Esther 2:18, Question 4. Why does Achashverosh give these gifts to all of the states?

  • Rav Elisha Gallico says Achashverosh gave these gifts to the states to reward them for their gifting him with their most beautiful women, and to compensate them for the loss of such talent.
  • The Vilna Gaon says that he gave to everyone because the king did not know which nation to thank for Esther, so covered his bases by rewarding all of the states.
  • Since the Jews were not a distinct state, Rav Eliezer Ashkenazi writes, they were the only people still paying full taxes. Accordingly, this is the reason why Haman will later offer to cover the costs of killing off the Jews (3:9), since their extermination would have a negative impact on the king’s coffers.

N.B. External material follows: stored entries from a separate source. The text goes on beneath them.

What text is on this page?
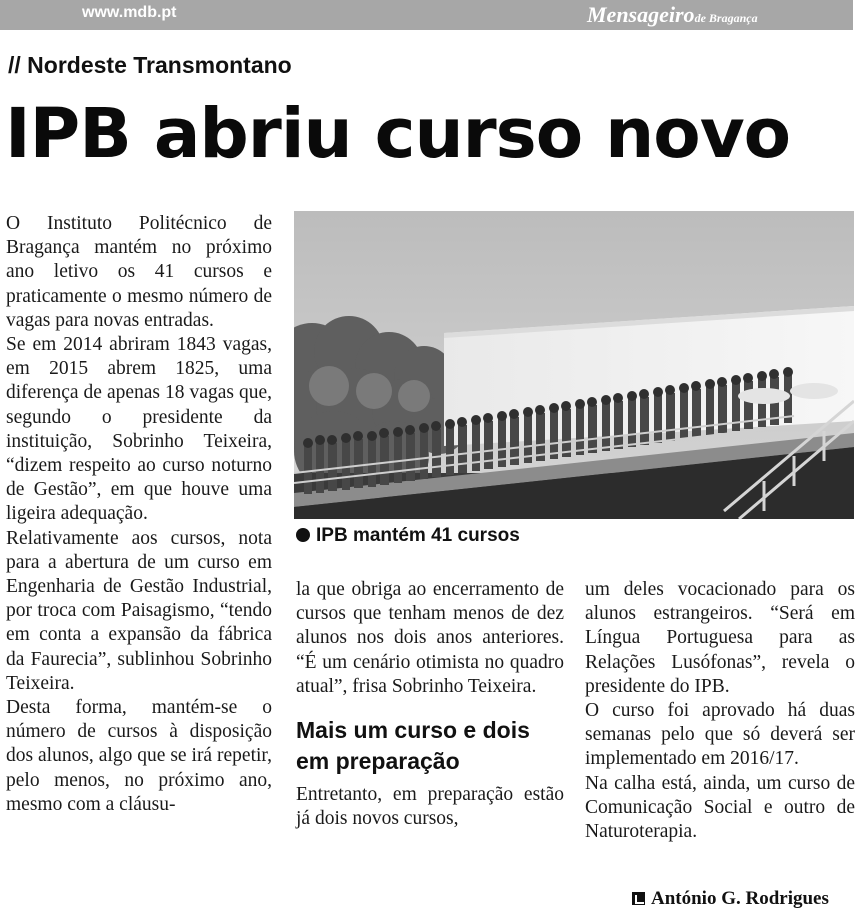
www.mdb.pt	Mensageirode Bragança
// Nordeste Transmontano
IPB abriu curso novo

O Instituto Politécnico de Bragança mantém no próximo ano letivo os 41 cursos e praticamente o mesmo número de vagas para novas entradas.

Se em 2014 abriram 1843 vagas, em 2015 abrem 1825, uma diferença de apenas 18 vagas que, segundo o presidente da instituição, Sobrinho Teixeira, “dizem respeito ao curso noturno de Gestão”, em que houve uma ligeira adequação.

Relativamente aos cursos, nota para a abertura de um curso em Engenharia de Gestão Industrial, por troca com Paisagismo, “tendo em conta a expansão da fábrica da Faurecia”, sublinhou Sobrinho Teixeira.

Desta forma, mantém-se o número de cursos à disposição dos alunos, algo que se irá repetir, pelo menos, no próximo ano, mesmo com a cláusu-

IPB mantém 41 cursos

la que obriga ao encerramento de cursos que tenham menos de dez alunos nos dois anos anteriores. “É um cenário otimista no quadro atual”, frisa Sobrinho Teixeira.

Mais um curso e dois em preparação

Entretanto, em preparação estão já dois novos cursos,

um deles vocacionado para os alunos estrangeiros. “Será em Língua Portuguesa para as Relações Lusófonas”, revela o presidente do IPB.

O curso foi aprovado há duas semanas pelo que só deverá ser implementado em 2016/17.

Na calha está, ainda, um curso de Comunicação Social e outro de Naturoterapia.

António G. Rodrigues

Esther 2:18, Question 3. Why does Achashverosh do all three of these actions?

The Talmud (Megillah 13a) says that Achashverosh made a party, and yet Esther did not reveal her identity. He then relaxed the taxes, and Esther did not reveal her identity. He finally gave her gifts, and she still did not reveal her identity. The Me’am Loez and the Malbim point out that these were meant to work psychologically. The first tactic was meant to show how loving he was. The second trick as to emphasize her generosity. The third tactic was meant to show, through his generosity to all the nations, how much more-so he would reward generously whichever nation from which Esther hails.

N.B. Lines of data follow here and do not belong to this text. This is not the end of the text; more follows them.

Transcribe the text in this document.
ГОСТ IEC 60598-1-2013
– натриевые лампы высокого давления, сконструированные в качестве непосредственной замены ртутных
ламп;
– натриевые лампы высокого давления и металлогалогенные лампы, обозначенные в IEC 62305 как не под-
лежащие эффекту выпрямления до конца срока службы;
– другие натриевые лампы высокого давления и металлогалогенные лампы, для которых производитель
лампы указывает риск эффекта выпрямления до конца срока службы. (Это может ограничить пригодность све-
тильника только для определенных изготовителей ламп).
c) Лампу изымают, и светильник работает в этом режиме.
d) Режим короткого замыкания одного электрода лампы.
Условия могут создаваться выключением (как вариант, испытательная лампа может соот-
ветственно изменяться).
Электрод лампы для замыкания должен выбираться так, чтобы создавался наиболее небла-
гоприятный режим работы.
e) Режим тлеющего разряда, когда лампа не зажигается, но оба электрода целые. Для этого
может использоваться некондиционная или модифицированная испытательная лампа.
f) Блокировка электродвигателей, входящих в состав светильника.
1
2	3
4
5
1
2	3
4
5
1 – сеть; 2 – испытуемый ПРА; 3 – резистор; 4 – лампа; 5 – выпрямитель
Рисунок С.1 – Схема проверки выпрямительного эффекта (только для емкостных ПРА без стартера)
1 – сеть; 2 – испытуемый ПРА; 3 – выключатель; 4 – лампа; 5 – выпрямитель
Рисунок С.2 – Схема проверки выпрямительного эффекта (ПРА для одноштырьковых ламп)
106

Esther 2:3, Question 1. Why does the verse contain the unusual phrase “appoint appointed ones?”

ג וְיַפְקֵד הַמֶּלֶךְ פְּקִידִים בְּכָלמְדִינוֹת מַלְכוּתוֹ וְיִקְבְּצוּ אֶתכָּלנַעֲרָהבְתוּלָה טוֹבַת מַרְאֶה אֶלשׁוּשַׁן הַבִּירָה אֶלבֵּית הַנָּשִׁים אֶליַד הֵגֶא סְרִיס הַמֶּלֶךְ שֹׁמֵר הַנָּשִׁים וְנָתוֹן תַּמְרוּקֵיהֶן

3. “And the king should appoint appointed ones in all the states of his kingdom and they should gather all of the young virgins who look good to Shushan the capital to the house of women, through Heigeh, eunuch of the king who guards the women and gives them their ointments.

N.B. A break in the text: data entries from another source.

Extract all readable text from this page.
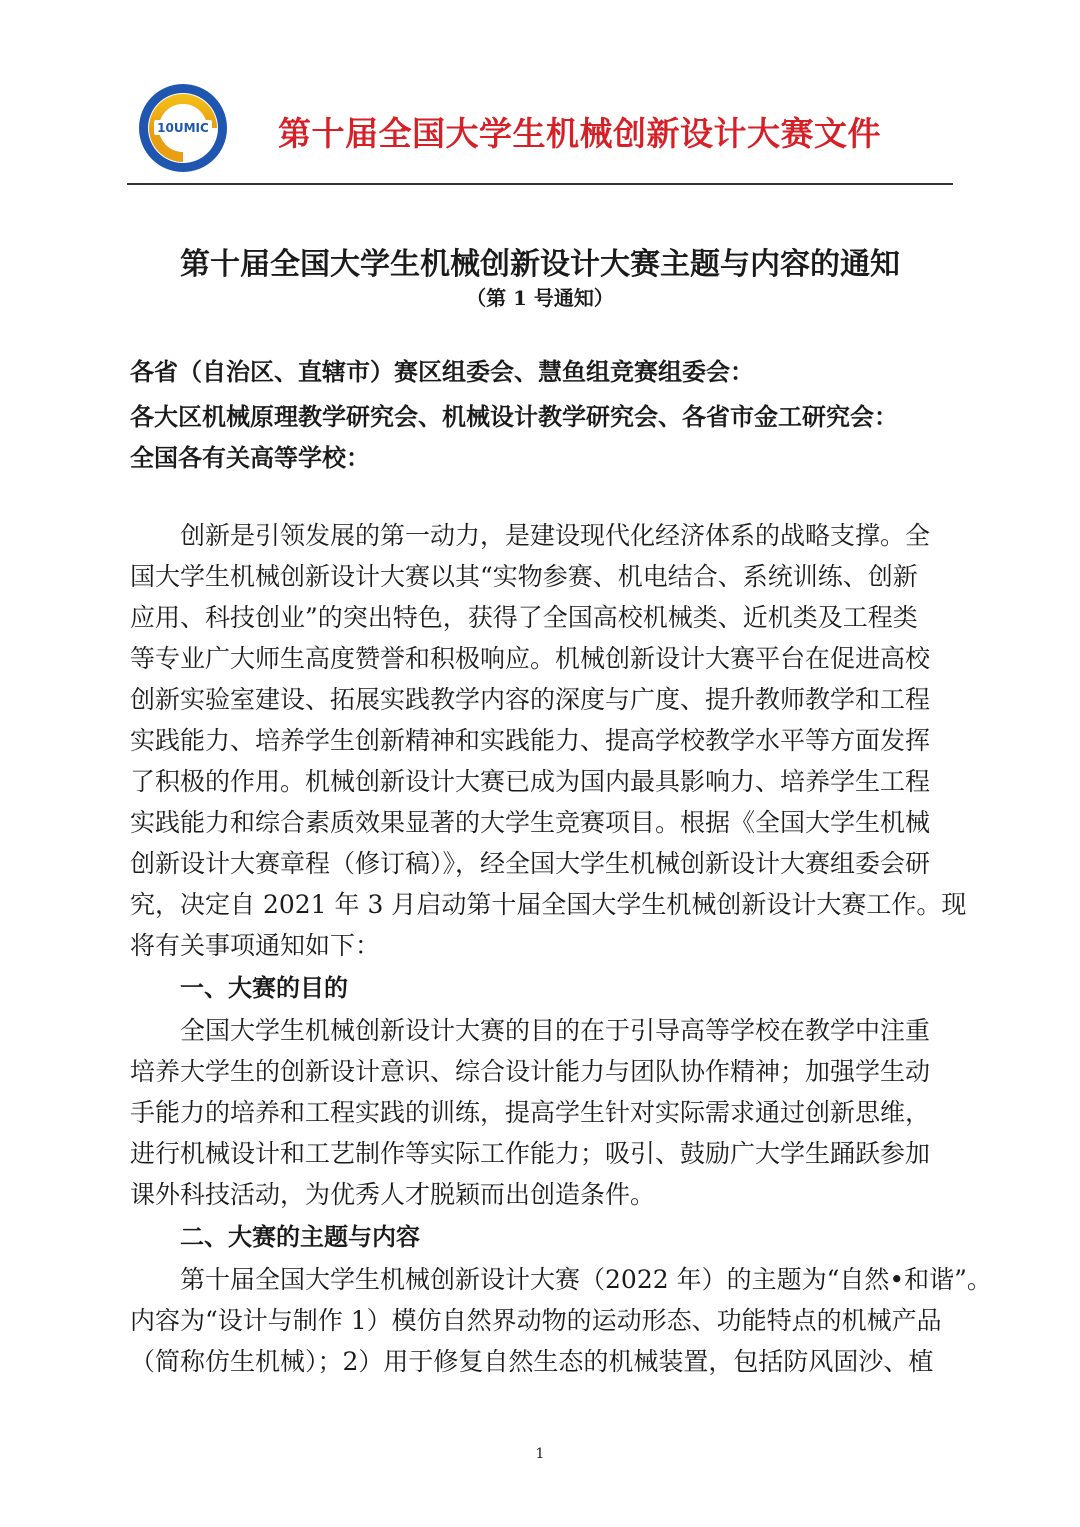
10UMIC 第十届全国大学生机械创新设计大赛文件
第十届全国大学生机械创新设计大赛主题与内容的通知
（第 1 号通知）
各省（自治区、直辖市）赛区组委会、慧鱼组竞赛组委会：
各大区机械原理教学研究会、机械设计教学研究会、各省市金工研究会：
全国各有关高等学校：
创新是引领发展的第一动力，是建设现代化经济体系的战略支撑。全
国大学生机械创新设计大赛以其“实物参赛、机电结合、系统训练、创新
应用、科技创业”的突出特色，获得了全国高校机械类、近机类及工程类
等专业广大师生高度赞誉和积极响应。机械创新设计大赛平台在促进高校
创新实验室建设、拓展实践教学内容的深度与广度、提升教师教学和工程
实践能力、培养学生创新精神和实践能力、提高学校教学水平等方面发挥
了积极的作用。机械创新设计大赛已成为国内最具影响力、培养学生工程
实践能力和综合素质效果显著的大学生竞赛项目。根据《全国大学生机械
创新设计大赛章程（修订稿）》，经全国大学生机械创新设计大赛组委会研
究，决定自 2021 年 3 月启动第十届全国大学生机械创新设计大赛工作。现
将有关事项通知如下：
一、大赛的目的
全国大学生机械创新设计大赛的目的在于引导高等学校在教学中注重
培养大学生的创新设计意识、综合设计能力与团队协作精神；加强学生动
手能力的培养和工程实践的训练，提高学生针对实际需求通过创新思维，
进行机械设计和工艺制作等实际工作能力；吸引、鼓励广大学生踊跃参加
课外科技活动，为优秀人才脱颖而出创造条件。
二、大赛的主题与内容
第十届全国大学生机械创新设计大赛（2022 年）的主题为“自然•和谐”。
内容为“设计与制作 1）模仿自然界动物的运动形态、功能特点的机械产品
（简称仿生机械）；2）用于修复自然生态的机械装置，包括防风固沙、植
1
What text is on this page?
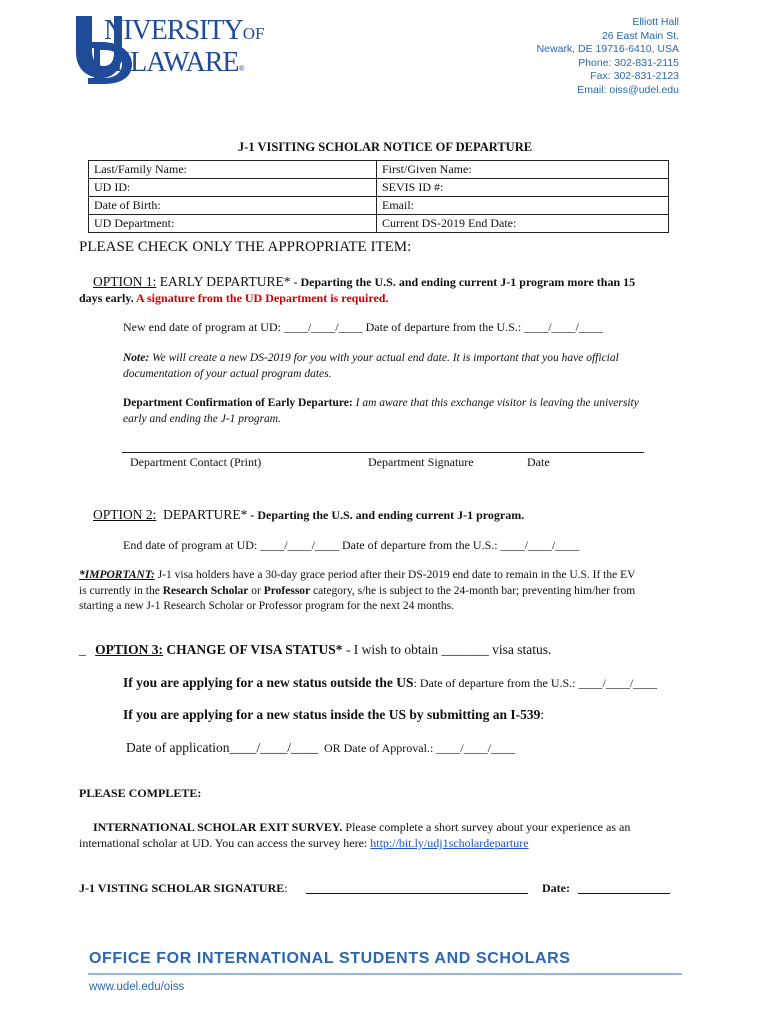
NIVERSITYOF
ELAWARE®
Elliott Hall
26 East Main St.
Newark, DE 19716-6410, USA
Phone: 302-831-2115
Fax: 302-831-2123
Email: oiss@udel.edu
J-1 VISITING SCHOLAR NOTICE OF DEPARTURE
Last/Family Name:	First/Given Name:
UD ID:	SEVIS ID #:
Date of Birth:	Email:
UD Department:	Current DS-2019 End Date:
PLEASE CHECK ONLY THE APPROPRIATE ITEM:
OPTION 1: EARLY DEPARTURE* - Departing the U.S. and ending current J-1 program more than 15
days early. A signature from the UD Department is required.
New end date of program at UD: ____/____/____ Date of departure from the U.S.: ____/____/____
Note: We will create a new DS-2019 for you with your actual end date. It is important that you have official
documentation of your actual program dates.
Department Confirmation of Early Departure: I am aware that this exchange visitor is leaving the university
early and ending the J-1 program.
Department Contact (Print)	Department Signature	Date
OPTION 2:  DEPARTURE* - Departing the U.S. and ending current J-1 program.
End date of program at UD: ____/____/____ Date of departure from the U.S.: ____/____/____
*IMPORTANT: J-1 visa holders have a 30-day grace period after their DS-2019 end date to remain in the U.S. If the EV
is currently in the Research Scholar or Professor category, s/he is subject to the 24-month bar; preventing him/her from
starting a new J-1 Research Scholar or Professor program for the next 24 months.
_ OPTION 3: CHANGE OF VISA STATUS* - I wish to obtain _______ visa status.
If you are applying for a new status outside the US: Date of departure from the U.S.: ____/____/____
If you are applying for a new status inside the US by submitting an I-539:
Date of application____/____/____  OR Date of Approval.: ____/____/____
PLEASE COMPLETE:
INTERNATIONAL SCHOLAR EXIT SURVEY. Please complete a short survey about your experience as an
international scholar at UD. You can access the survey here: http://bit.ly/udj1scholardeparture
J-1 VISTING SCHOLAR SIGNATURE:	Date:
OFFICE FOR INTERNATIONAL STUDENTS AND SCHOLARS
www.udel.edu/oiss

  • This beauty contest extended over a large area. The final verses in Iyov (42:15) attest to the fact that “nowhere could more beautiful daughters [than Iyov’s daughters] be found.” The Talmud (Baba Basra 15b) notes that Iyov must have been a contemporary of Achashverosh’s, or else how could one know that there was nobody more beautiful? There must have been a beauty contest in which they were involved, and Achashverosh’s was the only one recorded. Since it would seem impossible to transport (and fit into the king’s harem) all of the beautiful women from the 127 states, the advisers told Achashverosh to appoint administrators in each state to choose the best to then send to the central competition in Shushan. This is much like beauty pageants and sports competitions in America today. They first choose the “best” of each state, and only then have them compete for the top prize in the nation. In Achashverosh’s individual states, administrators were appointed whose thorough knowledge of the local populace would seemingly better equip them to judge the qualities of the local contestants.
  • The Baal HaTurim writes in his commentary on Mikeitz (Bireishis 41:34) that the phrase, “appoint appointed ones,” is used only twice in TaNaCh. There, Pharaoh has Yosef collect grain, and his prudent behavior leads to his wealth and power. Here, Achashverosh collects women as trophies for his harem, and his over-indulgence and dehumanizing disrespect precipitates his eventual ruin.1 There is a fascinating book entitled Tzafnas Mordechai (and published as Links Beyond Time in English) that discusses numerous similar parallels between this story and that of Yosef.

1See 10:1 below and Talmud (Megillah 11a) which describes Achashverosh’s levying enormous taxes on his people, an act otherwise unnecessary unless his own wealth needed replenishing.